Al valorar las penas previstas en el Código Penal para el delito contra la salud pública de sustancias estupefacientes de las que causan grave daño la salud, en los supuestos de notoria importancia, pena superior en grado es decir pena de prisión 6 a 9 años, teniendo en cuenta la no concurrencia de circunstancias agravante, que no le constan a Don Apolonio condenas anteriores se impone la pena en el arco mínimo de si extensión es decir seis años y un mes de prisión, con accesoria de inhabilitación especial para el derecho de sufragio pasivo por el tiempo de la condena y multa de 70.804,07 euros, sin responsabilidad personal subsidiaria en caso de impago, en aplicación del artículo 53.3 del Código Penal .

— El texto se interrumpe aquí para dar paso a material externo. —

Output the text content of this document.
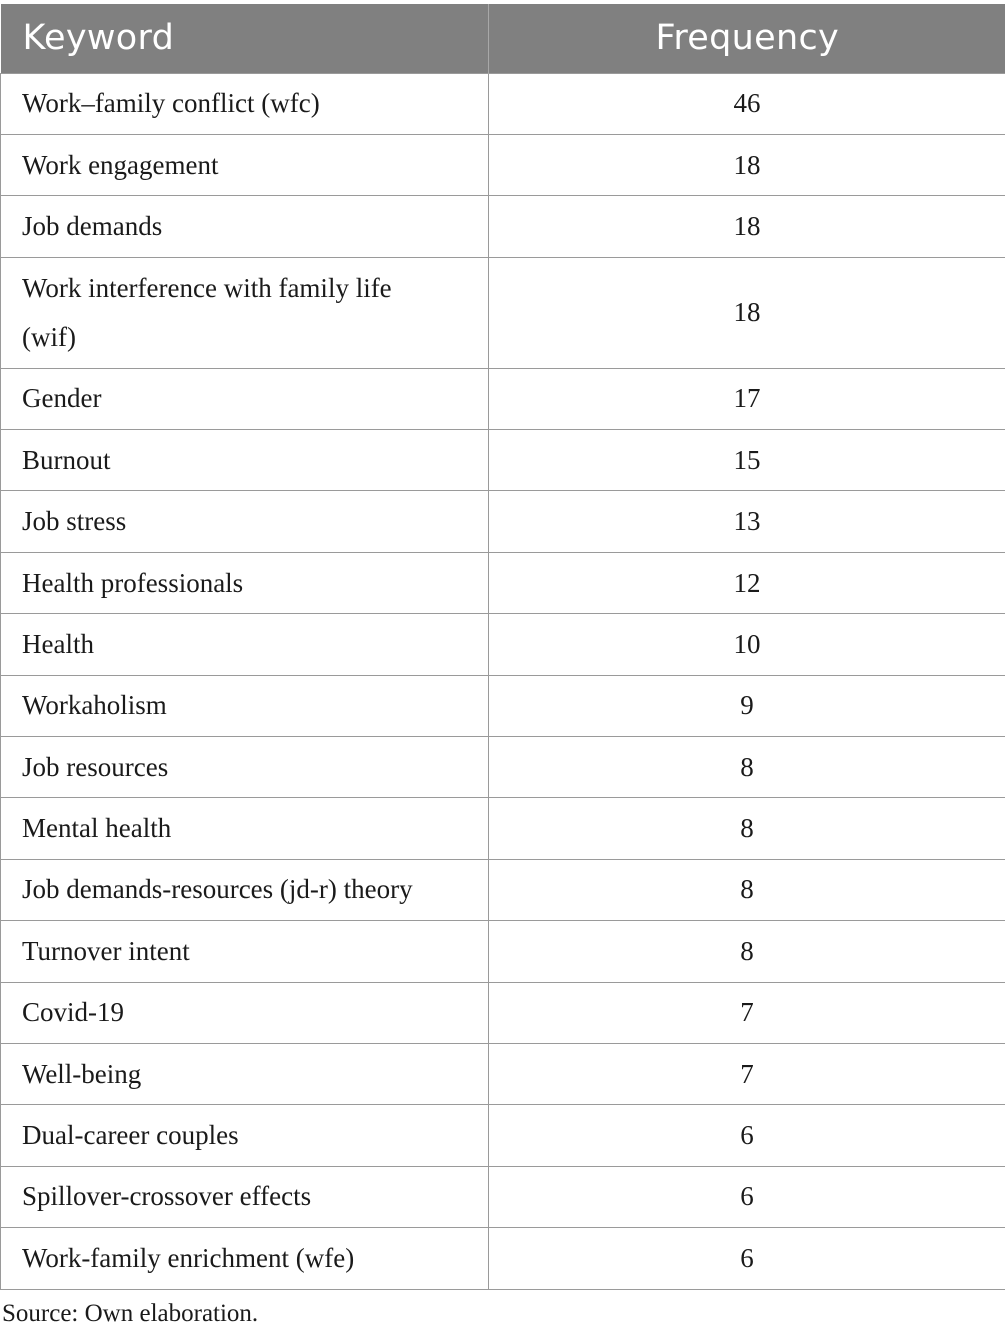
Keyword	Frequency
Work–family conflict (wfc)	46
Work engagement	18
Job demands	18
Work interference with family life (wif)	18
Gender	17
Burnout	15
Job stress	13
Health professionals	12
Health	10
Workaholism	9
Job resources	8
Mental health	8
Job demands-resources (jd-r) theory	8
Turnover intent	8
Covid-19	7
Well-being	7
Dual-career couples	6
Spillover-crossover effects	6
Work-family enrichment (wfe)	6
Source: Own elaboration.
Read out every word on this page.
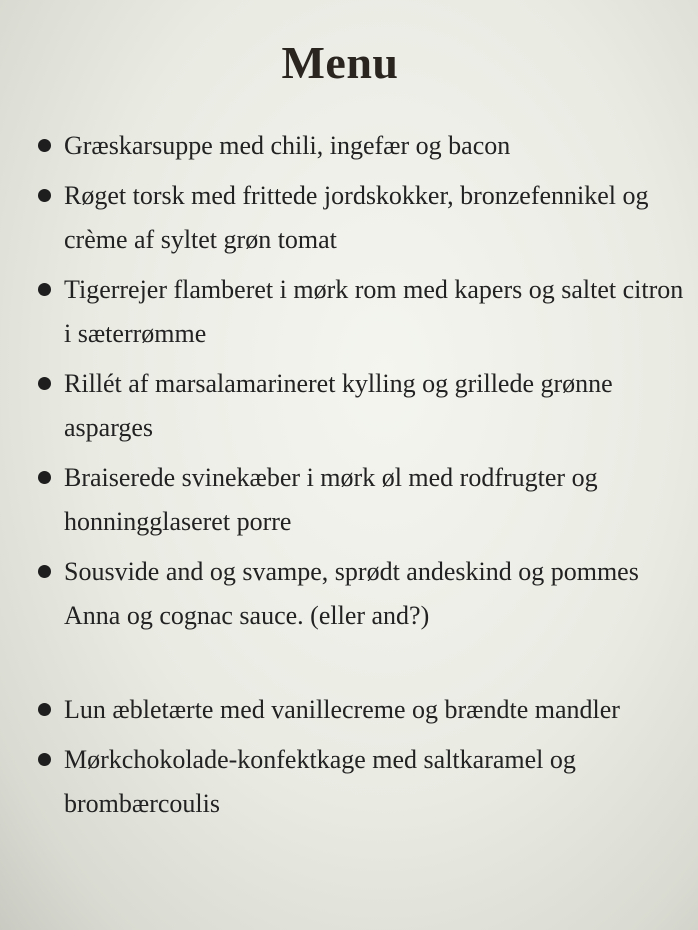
Menu
Græskarsuppe med chili, ingefær og bacon
Røget torsk med frittede jordskokker, bronzefennikel og crème af syltet grøn tomat
Tigerrejer flamberet i mørk rom med kapers og saltet citron i sæterrømme
Rillét af marsalamarineret kylling og grillede grønne asparges
Braiserede svinekæber i mørk øl med rodfrugter og honningglaseret porre
Sousvide and og svampe, sprødt andeskind og pommes Anna og cognac sauce. (eller and?)
Lun æbletærte med vanillecreme og brændte mandler
Mørkchokolade-konfektkage med saltkaramel og brombærcoulis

SEXTO A tenor de lo establecido en el art. 123 del Código Penal se condena al acusado Don Apolonio al pago de mitad las costas procesales, con declaración de oficio de las costas procesales en relación a Everardo .
Vistos, además de los citados, los preceptos legales pertinentes del Código Penal y Ley de Enjuiciamiento Criminal.
Fallo
1. Que debemos condenar y condenamos al acusado DON Apolonio como autor criminalmente responsable de un delito contra la salud pública relativo a sustancia causante de grave daño a la salud y agravado por su notoria importancia sin que concurran circunstancias modificativas de la responsabilidad criminal , a las penas de seis (6) años y un (1) mes de prisión, inhabilitación especial para el ejercicio del derecho de sufragio pasivo durante el tiempo de duración de la condena y multa de 70.804,07 euros, sin responsabilidad personal subsidiaria en caso de impago; debiendo abonar la mitad de las costas procesales causadas.2. Que debemos absolver y absolvemos a DON Everardo de toda responsabilidad penal derivada de los hechos enjuiciados, con declaración de oficio de las costas procesales.
Para el cumplimiento de la pena impuesta abónese al acusado el tiempo que haya estado privado de libertad por esta causa.
Asimismo se directa el comiso y la destrucción de la droga intervenida.
Notifíquese la presente sentencia a las partes haciéndolas saber que no es firme y que contra la misma podrá interponer recurso de apelación ante la Sala de lo Penal del Tribunal Superior de Justicia de Castilla y León, que deberá ser preparado ante este Tribunal en el plazo de los 10 días siguientes al de la última notificación.
Así por esta nuestra Sentencia, de la que se llevará certificación al Rollo de Sala, lo pronunciamos, mandamos y firmamos.
PUBLICACION.- Dada, leída y publicada que ha sido la anterior Sentencia en el mismo día de su fecha por los Ilmos. Sres. Magistrados-Jueces que la dictaron en Audiencia Pública, con la asistencia del Letrado de la Administración de Justicia. Doy fe.